Energy Costs Push Inflation To 9-Month High
Rising energy and petrol bills combined to push inflation to a nine-month high in February, tightening the household spending squeeze.
The Office for National Statistics (ONS) measured the Consumer Prices Index (CPI) at an annual rate of 2.8% in February, up 0.1% on the previous month and in line with economists' forecasts.
The ONS said the increase was also driven by higher video game and photographic equipment costs.
Higher energy bills saw housing costs rise 0.5% between January and February, while transport prices rose 1.2% due to a 4p-a-litre surge in the cost of petrol and 9% increase in air fares.
CPI continues to outstrip wage growth in the UK and the gap is expected to widen as experts predict inflation will top 3% by the summer.
The Treasury shrugged off the increase, insisting it was "in line with market expectations and down by almost a half from its peak of 5.2%."
But there are signs of even further inflationary pressure in the economy as the weaker pound leads to higher oil import costs.
Just last month, the Bank of England forecast that CPI inflation would remain above its 2% target into 2016, pushed up by higher energy and university tuition prices.
The latest inflation figures also cast doubt on the bank's ability to pump more money into the flat-lining economy through its quantitative easing programme.
We learn on Wednesday whether out-going governor, Sir Mervyn King, voted again to extend QE by a further £25bn when the minutes of this month's meeting of the monetary policy committee (MPC) are released.
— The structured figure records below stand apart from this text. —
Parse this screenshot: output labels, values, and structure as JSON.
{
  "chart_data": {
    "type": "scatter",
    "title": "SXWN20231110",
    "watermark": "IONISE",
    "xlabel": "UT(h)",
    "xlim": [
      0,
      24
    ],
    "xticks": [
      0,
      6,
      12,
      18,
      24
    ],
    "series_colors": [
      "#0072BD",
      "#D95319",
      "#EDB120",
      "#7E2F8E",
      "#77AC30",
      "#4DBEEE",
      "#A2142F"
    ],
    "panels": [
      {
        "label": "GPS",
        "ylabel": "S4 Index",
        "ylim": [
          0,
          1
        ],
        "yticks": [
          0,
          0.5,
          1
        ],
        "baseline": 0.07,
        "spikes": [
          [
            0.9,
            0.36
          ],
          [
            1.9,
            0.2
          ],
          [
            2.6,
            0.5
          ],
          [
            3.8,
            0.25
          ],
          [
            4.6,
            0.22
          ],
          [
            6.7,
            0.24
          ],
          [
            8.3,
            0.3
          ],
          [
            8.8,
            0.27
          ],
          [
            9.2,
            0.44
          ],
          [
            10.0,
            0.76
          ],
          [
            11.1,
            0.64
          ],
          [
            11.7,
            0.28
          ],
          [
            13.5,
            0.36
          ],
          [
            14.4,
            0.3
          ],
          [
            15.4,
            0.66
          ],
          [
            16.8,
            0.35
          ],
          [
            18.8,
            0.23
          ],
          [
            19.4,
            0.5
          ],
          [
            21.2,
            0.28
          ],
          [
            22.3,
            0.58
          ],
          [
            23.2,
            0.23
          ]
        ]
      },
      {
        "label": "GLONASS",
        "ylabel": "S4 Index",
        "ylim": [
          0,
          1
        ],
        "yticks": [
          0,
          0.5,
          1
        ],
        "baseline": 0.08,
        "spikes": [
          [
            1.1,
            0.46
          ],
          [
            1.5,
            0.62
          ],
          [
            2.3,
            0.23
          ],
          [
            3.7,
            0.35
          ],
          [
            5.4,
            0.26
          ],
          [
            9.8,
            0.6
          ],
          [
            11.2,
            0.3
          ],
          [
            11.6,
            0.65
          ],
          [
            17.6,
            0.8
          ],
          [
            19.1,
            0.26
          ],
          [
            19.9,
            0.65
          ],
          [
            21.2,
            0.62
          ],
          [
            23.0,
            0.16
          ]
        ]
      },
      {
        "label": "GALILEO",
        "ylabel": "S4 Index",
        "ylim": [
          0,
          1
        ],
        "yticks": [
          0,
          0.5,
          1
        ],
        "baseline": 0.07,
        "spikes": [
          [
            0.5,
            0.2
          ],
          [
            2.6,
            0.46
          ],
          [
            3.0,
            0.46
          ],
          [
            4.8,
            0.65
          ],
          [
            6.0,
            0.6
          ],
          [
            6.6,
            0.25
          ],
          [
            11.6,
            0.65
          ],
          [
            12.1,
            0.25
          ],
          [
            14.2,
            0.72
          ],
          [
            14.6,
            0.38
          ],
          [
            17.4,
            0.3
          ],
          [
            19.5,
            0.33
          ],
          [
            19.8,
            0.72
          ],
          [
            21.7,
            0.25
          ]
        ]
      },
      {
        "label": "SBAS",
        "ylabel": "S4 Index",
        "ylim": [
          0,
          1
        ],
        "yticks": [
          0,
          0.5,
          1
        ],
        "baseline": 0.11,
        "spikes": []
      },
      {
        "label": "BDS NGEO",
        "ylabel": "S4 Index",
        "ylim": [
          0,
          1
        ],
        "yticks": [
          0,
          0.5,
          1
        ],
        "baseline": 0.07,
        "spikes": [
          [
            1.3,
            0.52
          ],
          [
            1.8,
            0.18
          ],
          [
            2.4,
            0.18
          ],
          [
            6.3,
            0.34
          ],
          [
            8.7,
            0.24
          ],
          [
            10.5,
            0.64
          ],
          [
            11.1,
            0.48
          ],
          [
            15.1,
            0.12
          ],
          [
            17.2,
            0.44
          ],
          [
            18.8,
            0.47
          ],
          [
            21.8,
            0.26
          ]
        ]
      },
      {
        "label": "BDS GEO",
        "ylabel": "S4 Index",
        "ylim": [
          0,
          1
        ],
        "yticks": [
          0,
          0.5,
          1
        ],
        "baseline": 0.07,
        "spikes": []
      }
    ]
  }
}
In February, the MPC voted 6-3 against further stimulus.
Commenting on the rise in inflation, TUC General Secretary Frances O'Grady called for action from the Chancellor George Osborne: "Workers are suffering a double whammy of rising prices and stagnating wages.
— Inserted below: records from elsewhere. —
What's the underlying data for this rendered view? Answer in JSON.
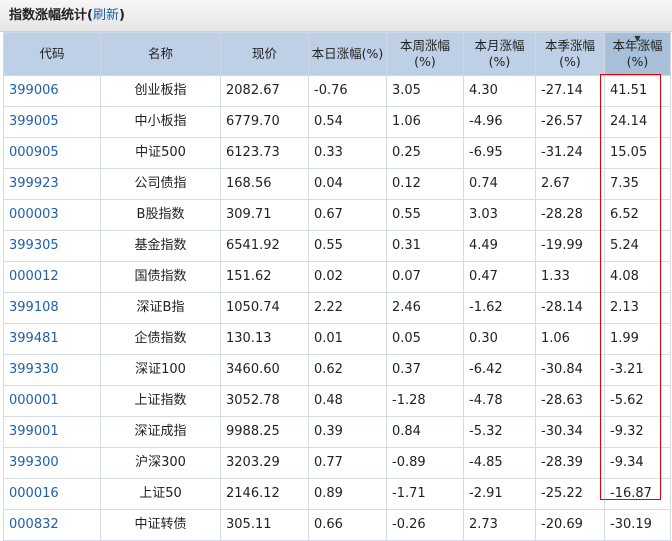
{
  "panel": {
    "title": "指数涨幅统计(",
    "refresh_label": "刷新",
    "title_close": ")"
  },
  "table": {
    "headers": {
      "code": "代码",
      "name": "名称",
      "price": "现价",
      "day": "本日涨幅(%)",
      "week_line1": "本周涨幅",
      "week_line2": "(%)",
      "month_line1": "本月涨幅",
      "month_line2": "(%)",
      "season_line1": "本季涨幅",
      "season_line2": "(%)",
      "year_line1": "本年涨幅",
      "year_line2": "(%)"
    },
    "rows": [
      {
        "code": "399006",
        "name": "创业板指",
        "price": "2082.67",
        "day": "-0.76",
        "week": "3.05",
        "month": "4.30",
        "season": "-27.14",
        "year": "41.51"
      },
      {
        "code": "399005",
        "name": "中小板指",
        "price": "6779.70",
        "day": "0.54",
        "week": "1.06",
        "month": "-4.96",
        "season": "-26.57",
        "year": "24.14"
      },
      {
        "code": "000905",
        "name": "中证500",
        "price": "6123.73",
        "day": "0.33",
        "week": "0.25",
        "month": "-6.95",
        "season": "-31.24",
        "year": "15.05"
      },
      {
        "code": "399923",
        "name": "公司债指",
        "price": "168.56",
        "day": "0.04",
        "week": "0.12",
        "month": "0.74",
        "season": "2.67",
        "year": "7.35"
      },
      {
        "code": "000003",
        "name": "B股指数",
        "price": "309.71",
        "day": "0.67",
        "week": "0.55",
        "month": "3.03",
        "season": "-28.28",
        "year": "6.52"
      },
      {
        "code": "399305",
        "name": "基金指数",
        "price": "6541.92",
        "day": "0.55",
        "week": "0.31",
        "month": "4.49",
        "season": "-19.99",
        "year": "5.24"
      },
      {
        "code": "000012",
        "name": "国债指数",
        "price": "151.62",
        "day": "0.02",
        "week": "0.07",
        "month": "0.47",
        "season": "1.33",
        "year": "4.08"
      },
      {
        "code": "399108",
        "name": "深证B指",
        "price": "1050.74",
        "day": "2.22",
        "week": "2.46",
        "month": "-1.62",
        "season": "-28.14",
        "year": "2.13"
      },
      {
        "code": "399481",
        "name": "企债指数",
        "price": "130.13",
        "day": "0.01",
        "week": "0.05",
        "month": "0.30",
        "season": "1.06",
        "year": "1.99"
      },
      {
        "code": "399330",
        "name": "深证100",
        "price": "3460.60",
        "day": "0.62",
        "week": "0.37",
        "month": "-6.42",
        "season": "-30.84",
        "year": "-3.21"
      },
      {
        "code": "000001",
        "name": "上证指数",
        "price": "3052.78",
        "day": "0.48",
        "week": "-1.28",
        "month": "-4.78",
        "season": "-28.63",
        "year": "-5.62"
      },
      {
        "code": "399001",
        "name": "深证成指",
        "price": "9988.25",
        "day": "0.39",
        "week": "0.84",
        "month": "-5.32",
        "season": "-30.34",
        "year": "-9.32"
      },
      {
        "code": "399300",
        "name": "沪深300",
        "price": "3203.29",
        "day": "0.77",
        "week": "-0.89",
        "month": "-4.85",
        "season": "-28.39",
        "year": "-9.34"
      },
      {
        "code": "000016",
        "name": "上证50",
        "price": "2146.12",
        "day": "0.89",
        "week": "-1.71",
        "month": "-2.91",
        "season": "-25.22",
        "year": "-16.87"
      },
      {
        "code": "000832",
        "name": "中证转债",
        "price": "305.11",
        "day": "0.66",
        "week": "-0.26",
        "month": "2.73",
        "season": "-20.69",
        "year": "-30.19"
      }
    ]
  },
  "colors": {
    "up": "#e3000b",
    "down": "#1f8c1f",
    "link": "#1f5fa8",
    "header_bg": "#bdd0e5",
    "highlight_border": "#e3000b"
  },
  "sort": {
    "column": "year",
    "icon": "sort-descending-icon"
  }
}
"Ministers once reassured us that the recovery would be on track by now. Instead the squeeze on people's pay is getting even tighter.
"A boost to living standards is urgently needed in tomorrow's Budget, particularly with yet more welfare cuts due to kick in next month."
:: The Retail Prices Index (RPI), which also includes housing costs, dropped to 3.2% in February from 3.3% in January as food inflation eased slightly.